Eppure oggi, ricorda l’autore, numerosi semiologi analizzano oggetti «non testuali», dimostrando che è possibile servirsi degli strumenti della semiotica anche per studiare comportamenti, spazi, interazioni e fenomeni sensibili. A questo punto, la domanda decisiva diventa: fin dove può estendersi il campo della semiotica? In base a quali criteri si possono identificare gli oggetti che vi rientrano?
Landowski risponde che la «semioticità» di un oggetto dipende dallo «sguardo» che vi si proietta. Tuttavia, precisa subito che questo sguardo non è mai stabile: nella nostra stessa vita alterniamo continuamente due modi di guardare il mondo e farlo significare, due regimi — quello della lettura e quello della presa — che implicano una diversa modalità di essere al mondo.
Con un esempio concreto, Landowski mostra come questa alternanza sia esperibile nella nostra quotidianità: quando conversiamo con qualcuno, il tono e le inflessioni della sua voce possono armonizzarsi con il contenuto del discorso, e ciò che percepiamo sul piano sensibile rafforza la significazione discorsiva. Ma l’autore sottolinea che non sempre vi è armonia: ci sono anche situazioni in cui il senso che sperimentiamo nel vissuto anticipa o disorienta la significazione, oppure in cui attribuiamo alle modulazioni espressive un significato narrativo che le inchioda a un programma.

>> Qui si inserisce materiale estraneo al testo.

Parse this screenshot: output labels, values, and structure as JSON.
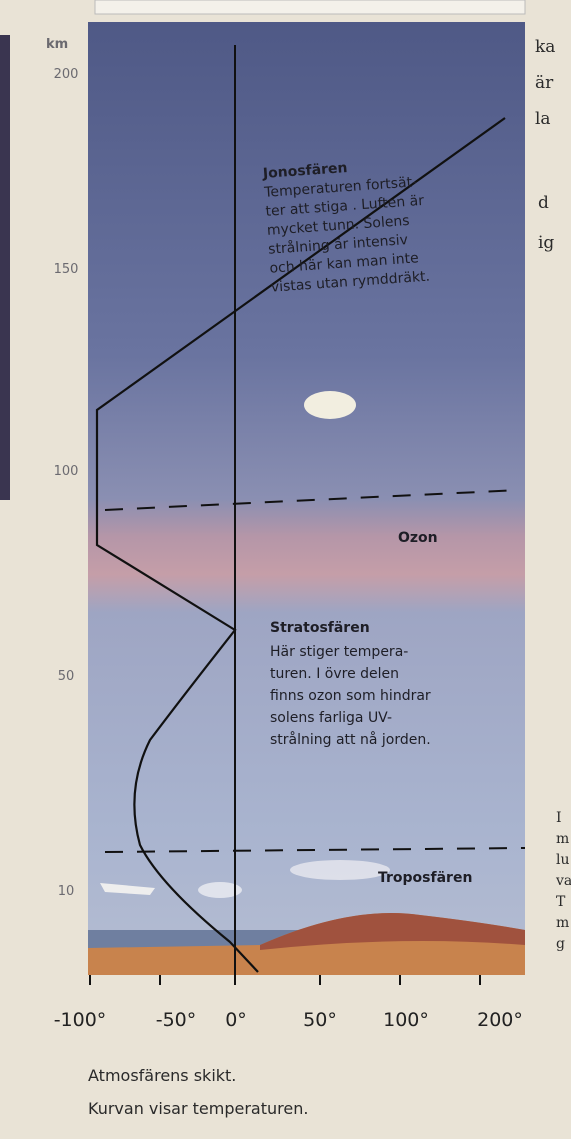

In ogni caso, ciò che importa è riconoscere che anche gli oggetti empirici — inclusi i testi — possono essere soggetti a entrambi i regimi. Persino un libro, osserva Landowski, non è solo un testo da leggere, ma anche un oggetto dotato di qualità sensibili che partecipano alla produzione di senso. Un romanzo riletto in edizione tascabile, con una diversa carta e una nuova impaginazione, può generare un’esperienza del tutto diversa, anche se le parole sono le stesse.
Questa coesistenza e interferenza tra i due regimi — tra senso sentito e senso letto, tra vissuto ed enunciazione — rende possibile una comprensione più ampia dei processi di significazione, e invita a superare l’opposizione fra il semiotico e il sensibile.
Riferimento bibliografico: Eric Landowski, Unità del senso, pluralità di regimi.